All the Whispr library is fully typed.

const a = Whispr.create<
  T // Type of a.value
>()

const f = Whispr.from<
  I // Type of the input, as a map,
  O // Type of the output
>()

🧠 API Reference

🔄 Whispr<T>

A reactive observable container with safe updates, subscriptions, and lifecycle management.

Whispr.create<T>(initial: T, onDie?: () => void): [Whispr<T>, WhisprMutations<T> ]

Creates a new observable instance. When the observable is no longer referenced, onDie will be called.

const [user, setUser] = Whispr.create({ name: "Alice" });

value: T

Returns the current observable value. The value is NOT cloned, so it is NOT safe to directly mutate it.

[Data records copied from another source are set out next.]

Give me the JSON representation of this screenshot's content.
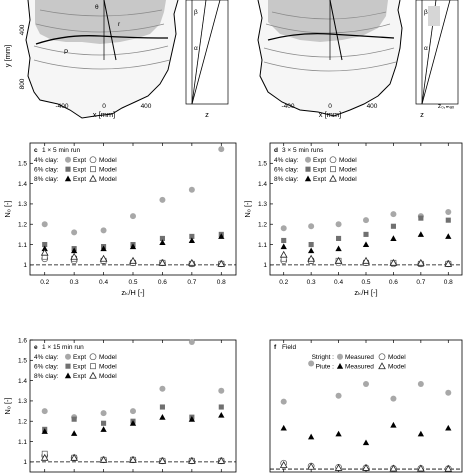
{
  "chart_data": [
    {
      "id": "a",
      "type": "diagram",
      "ylabel": "y [mm]",
      "xlabel": "x [mm]",
      "yticks": [
        400,
        800
      ],
      "xticks": [
        -400,
        0,
        400
      ],
      "labels": [
        "θ",
        "r",
        "P"
      ],
      "side": {
        "xlabel": "z",
        "labels": [
          "β",
          "α"
        ]
      }
    },
    {
      "id": "b",
      "type": "diagram",
      "xticks": [
        -400,
        0,
        400
      ],
      "xlabel": "x [mm]",
      "side": {
        "xlabel": "z",
        "tick": "z₀,ₘₐₓ",
        "labels": [
          "β",
          "α"
        ]
      }
    },
    {
      "id": "c",
      "type": "scatter",
      "panel_label": "c",
      "title": "1 × 5 min run",
      "xlabel": "zₖ/H [-]",
      "ylabel": "N₀ [-]",
      "xlim": [
        0.15,
        0.85
      ],
      "ylim": [
        0.95,
        1.6
      ],
      "xticks": [
        "0.2",
        "0.3",
        "0.4",
        "0.5",
        "0.6",
        "0.7",
        "0.8"
      ],
      "yticks": [
        "1",
        "1.1",
        "1.2",
        "1.3",
        "1.4",
        "1.5"
      ],
      "x": [
        0.2,
        0.3,
        0.4,
        0.5,
        0.6,
        0.7,
        0.8
      ],
      "reference_line": 1.0,
      "legend": [
        {
          "group": "4% clay:",
          "expt": "Expt",
          "model": "Model"
        },
        {
          "group": "6% clay:",
          "expt": "Expt",
          "model": "Model"
        },
        {
          "group": "8% clay:",
          "expt": "Expt",
          "model": "Model"
        }
      ],
      "series": [
        {
          "name": "4% clay: Expt",
          "values": [
            1.2,
            1.16,
            1.17,
            1.24,
            1.32,
            1.37,
            1.57
          ]
        },
        {
          "name": "4% clay: Model",
          "values": [
            1.03,
            1.02,
            1.02,
            1.01,
            1.01,
            1.005,
            1.005
          ]
        },
        {
          "name": "6% clay: Expt",
          "values": [
            1.1,
            1.08,
            1.09,
            1.1,
            1.13,
            1.14,
            1.15
          ]
        },
        {
          "name": "6% clay: Model",
          "values": [
            1.04,
            1.03,
            1.02,
            1.01,
            1.01,
            1.005,
            1.005
          ]
        },
        {
          "name": "8% clay: Expt",
          "values": [
            1.08,
            1.07,
            1.08,
            1.09,
            1.11,
            1.12,
            1.14
          ]
        },
        {
          "name": "8% clay: Model",
          "values": [
            1.06,
            1.04,
            1.03,
            1.02,
            1.01,
            1.01,
            1.005
          ]
        }
      ]
    },
    {
      "id": "d",
      "type": "scatter",
      "panel_label": "d",
      "title": "3 × 5 min runs",
      "xlabel": "zₖ/H [-]",
      "ylabel": "N₀ [-]",
      "xlim": [
        0.15,
        0.85
      ],
      "ylim": [
        0.95,
        1.6
      ],
      "xticks": [
        "0.2",
        "0.3",
        "0.4",
        "0.5",
        "0.6",
        "0.7",
        "0.8"
      ],
      "yticks": [
        "1",
        "1.1",
        "1.2",
        "1.3",
        "1.4",
        "1.5"
      ],
      "x": [
        0.2,
        0.3,
        0.4,
        0.5,
        0.6,
        0.7,
        0.8
      ],
      "reference_line": 1.0,
      "legend": [
        {
          "group": "4% clay:",
          "expt": "Expt",
          "model": "Model"
        },
        {
          "group": "6% clay:",
          "expt": "Expt",
          "model": "Model"
        },
        {
          "group": "8% clay:",
          "expt": "Expt",
          "model": "Model"
        }
      ],
      "series": [
        {
          "name": "4% clay: Expt",
          "values": [
            1.18,
            1.19,
            1.2,
            1.22,
            1.25,
            1.24,
            1.26
          ]
        },
        {
          "name": "4% clay: Model",
          "values": [
            1.02,
            1.02,
            1.01,
            1.01,
            1.005,
            1.005,
            1.005
          ]
        },
        {
          "name": "6% clay: Expt",
          "values": [
            1.12,
            1.1,
            1.13,
            1.15,
            1.19,
            1.23,
            1.22
          ]
        },
        {
          "name": "6% clay: Model",
          "values": [
            1.03,
            1.02,
            1.02,
            1.01,
            1.01,
            1.005,
            1.005
          ]
        },
        {
          "name": "8% clay: Expt",
          "values": [
            1.09,
            1.07,
            1.08,
            1.1,
            1.13,
            1.15,
            1.14
          ]
        },
        {
          "name": "8% clay: Model",
          "values": [
            1.05,
            1.03,
            1.02,
            1.02,
            1.01,
            1.01,
            1.005
          ]
        }
      ]
    },
    {
      "id": "e",
      "type": "scatter",
      "panel_label": "e",
      "title": "1 × 15 min run",
      "ylabel": "N₀ [-]",
      "xlim": [
        0.15,
        0.85
      ],
      "ylim": [
        0.95,
        1.6
      ],
      "yticks": [
        "1",
        "1.1",
        "1.2",
        "1.3",
        "1.4",
        "1.5",
        "1.6"
      ],
      "x": [
        0.2,
        0.3,
        0.4,
        0.5,
        0.6,
        0.7,
        0.8
      ],
      "reference_line": 1.0,
      "legend": [
        {
          "group": "4% clay:",
          "expt": "Expt",
          "model": "Model"
        },
        {
          "group": "6% clay:",
          "expt": "Expt",
          "model": "Model"
        },
        {
          "group": "8% clay:",
          "expt": "Expt",
          "model": "Model"
        }
      ],
      "series": [
        {
          "name": "4% clay: Expt",
          "values": [
            1.25,
            1.22,
            1.24,
            1.25,
            1.36,
            1.59,
            1.35
          ]
        },
        {
          "name": "4% clay: Model",
          "values": [
            1.03,
            1.02,
            1.01,
            1.01,
            1.005,
            1.005,
            1.005
          ]
        },
        {
          "name": "6% clay: Expt",
          "values": [
            1.16,
            1.21,
            1.19,
            1.2,
            1.27,
            1.22,
            1.27
          ]
        },
        {
          "name": "6% clay: Model",
          "values": [
            1.04,
            1.02,
            1.01,
            1.01,
            1.005,
            1.005,
            1.005
          ]
        },
        {
          "name": "8% clay: Expt",
          "values": [
            1.15,
            1.14,
            1.16,
            1.19,
            1.22,
            1.21,
            1.23
          ]
        },
        {
          "name": "8% clay: Model",
          "values": [
            1.02,
            1.02,
            1.01,
            1.01,
            1.005,
            1.005,
            1.005
          ]
        }
      ]
    },
    {
      "id": "f",
      "type": "scatter",
      "panel_label": "f",
      "title": "Field",
      "ylabel": "",
      "xlim": [
        0.15,
        0.85
      ],
      "ylim": [
        0.95,
        3.2
      ],
      "x": [
        0.2,
        0.3,
        0.4,
        0.5,
        0.6,
        0.7,
        0.8
      ],
      "reference_line": 1.0,
      "legend": [
        {
          "group": "Stright :",
          "expt": "Measured",
          "model": "Model"
        },
        {
          "group": "Piute :",
          "expt": "Measured",
          "model": "Model"
        }
      ],
      "series": [
        {
          "name": "Stright : Measured",
          "values": [
            2.15,
            2.8,
            2.25,
            2.45,
            2.2,
            2.45,
            2.3
          ]
        },
        {
          "name": "Stright : Model",
          "values": [
            1.1,
            1.05,
            1.03,
            1.02,
            1.01,
            1.01,
            1.005
          ]
        },
        {
          "name": "Piute : Measured",
          "values": [
            1.7,
            1.55,
            1.6,
            1.45,
            1.75,
            1.6,
            1.7
          ]
        },
        {
          "name": "Piute : Model",
          "values": [
            1.07,
            1.04,
            1.02,
            1.02,
            1.01,
            1.01,
            1.005
          ]
        }
      ]
    }
  ]
}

subscribe(cb: (data: T) => void | "STOP", immediate?: boolean): () => void

Subscribes to the observable. The callback is called on every change. Return "STOP" to unsubscribe automatically. Please note that data is NOT cloned, so it is NOT safe to directly mutate it.

wait(cb: (data: T) => R | null | undefined): Promise<R>

Waits for the first non-null result from cb(data). Automatically unsubscribes after resolution.

load(): Promise<NonNullable<T>>

Waits until the observable emits a defined, non-null value. Equivalent to wait(data => data).

🧩 Whispr.from(...)

Creates a computed observable from multiple source observables.

🔧 License

MIT

👋 Author

Built with care by Fabio Mauri (cripty2001[at]outlook[dot]com).

Contributions and issues welcome (especially on tests)!